The importance of tracking progress. If you know how well you are performing a skill, you will be more in-tune to your performance and it will improve (whether or not you are consciously trying to make it improve). This is especially true, according to Boser, if you keep track of the results yourself. Yes, teachers keep track of students’ work in their gradebooks and some schools’ gradebooks are open to students and parents; but it is better for students to do the tracking themselves. Therefore, starting with the fall exam, I’ve been asking students to keep track of how well they have translated sentences on tests using a Google Sheet like this partial chart below. Students have said this practice is helpful, and it helps them realize what they need to study more. For example, this hypothetical student below should probably focus more on vocabulary than case endings when they study for their next test on Chapter 6.

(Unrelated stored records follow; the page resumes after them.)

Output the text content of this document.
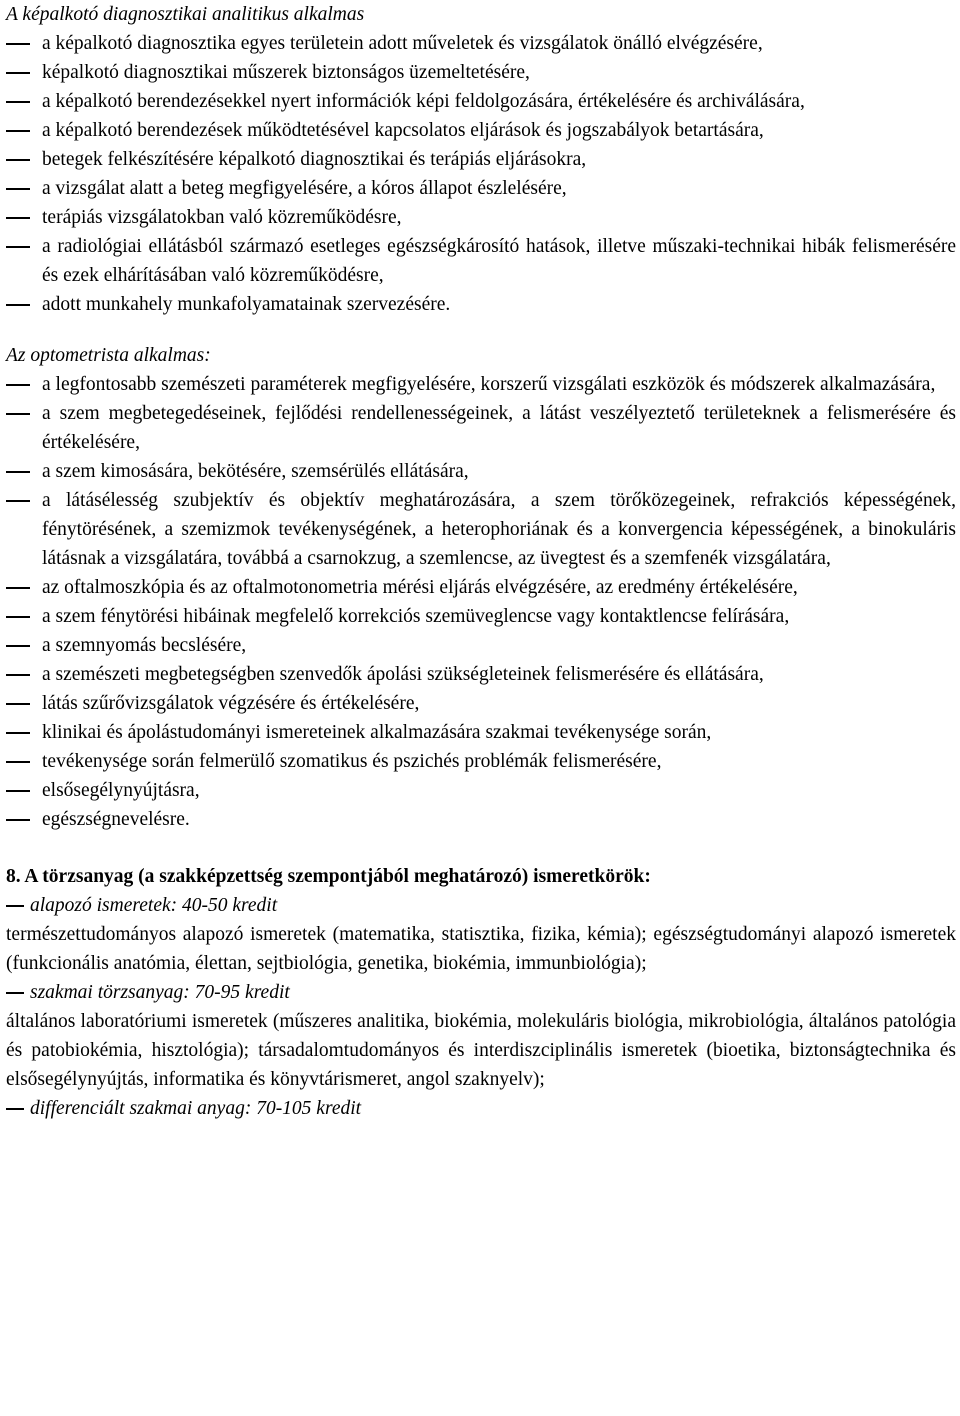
A képalkotó diagnosztikai analitikus alkalmas

a képalkotó diagnosztika egyes területein adott műveletek és vizsgálatok önálló elvégzésére,
képalkotó diagnosztikai műszerek biztonságos üzemeltetésére,
a képalkotó berendezésekkel nyert információk képi feldolgozására, értékelésére és archiválására,
a képalkotó berendezések működtetésével kapcsolatos eljárások és jogszabályok betartására,
betegek felkészítésére képalkotó diagnosztikai és terápiás eljárásokra,
a vizsgálat alatt a beteg megfigyelésére, a kóros állapot észlelésére,
terápiás vizsgálatokban való közreműködésre,
a radiológiai ellátásból származó esetleges egészségkárosító hatások, illetve műszaki-technikai hibák felismerésére és ezek elhárításában való közreműködésre,
adott munkahely munkafolyamatainak szervezésére.

Az optometrista alkalmas:

a legfontosabb szemészeti paraméterek megfigyelésére, korszerű vizsgálati eszközök és módszerek alkalmazására,
a szem megbetegedéseinek, fejlődési rendellenességeinek, a látást veszélyeztető területeknek a felismerésére és értékelésére,
a szem kimosására, bekötésére, szemsérülés ellátására,
a látásélesség szubjektív és objektív meghatározására, a szem törőközegeinek, refrakciós képességének, fénytörésének, a szemizmok tevékenységének, a heterophoriának és a konvergencia képességének, a binokuláris látásnak a vizsgálatára, továbbá a csarnokzug, a szemlencse, az üvegtest és a szemfenék vizsgálatára,
az oftalmoszkópia és az oftalmotonometria mérési eljárás elvégzésére, az eredmény értékelésére,
a szem fénytörési hibáinak megfelelő korrekciós szemüveglencse vagy kontaktlencse felírására,
a szemnyomás becslésére,
a szemészeti megbetegségben szenvedők ápolási szükségleteinek felismerésére és ellátására,
látás szűrővizsgálatok végzésére és értékelésére,
klinikai és ápolástudományi ismereteinek alkalmazására szakmai tevékenysége során,
tevékenysége során felmerülő szomatikus és pszichés problémák felismerésére,
elsősegélynyújtásra,
egészségnevelésre.

8. A törzsanyag (a szakképzettség szempontjából meghatározó) ismeretkörök:

alapozó ismeretek: 40-50 kredit

természettudományos alapozó ismeretek (matematika, statisztika, fizika, kémia); egészségtudományi alapozó ismeretek (funkcionális anatómia, élettan, sejtbiológia, genetika, biokémia, immunbiológia);

szakmai törzsanyag: 70-95 kredit

általános laboratóriumi ismeretek (műszeres analitika, biokémia, molekuláris biológia, mikrobiológia, általános patológia és patobiokémia, hisztológia); társadalomtudományos és interdiszciplinális ismeretek (bioetika, biztonságtechnika és elsősegélynyújtás, informatika és könyvtárismeret, angol szaknyelv);

differenciált szakmai anyag: 70-105 kredit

|Fall Exam||Ch 5 Test||Ch 6 Test|
|Untranslated Latin words||2||0|
|Part of speech errors||3|
The importance of quizzes. Quizzes assess knowledge and they offer feedback. They also provide some of the much needed practice students need to acquire a skill. While I never doubted the value of quizzes (partly because I recognize that graded quizzes are a useful way to ensure students actually study the material), Boser’s book made me want to incorporate more quiz-type or self-quizzing activities into my classes. I am more likely to use Kahoot! and Quizizz or PRS-type activities now since they give students immediate feedback and all students participate. I have also been adapting the think-pair-share technique for practicing conjugating and declining. Students practice in their notes; then, as a class they fill out the same chart on the board; and finally, we check the accuracy of the chart on the board.
The value of large stacks of flashcards. When you’re attempting to learn a large amount of information, such as all the vocabulary words in a textbook, it is more helpful to review them as one large chunk than as smaller groups. This may seem counterintuitive, but the longer pauses between reviewing a word and its meaning (because the stack of flashcards is larger) allow the word to be recalled in a more effective way for working it into long-term memory. Therefore, I have been having my students review all their vocabulary words more often with a round or two of Quizlet Live each week (I compiled cumulative vocabulary quizlets for Wheelock’s Latin here).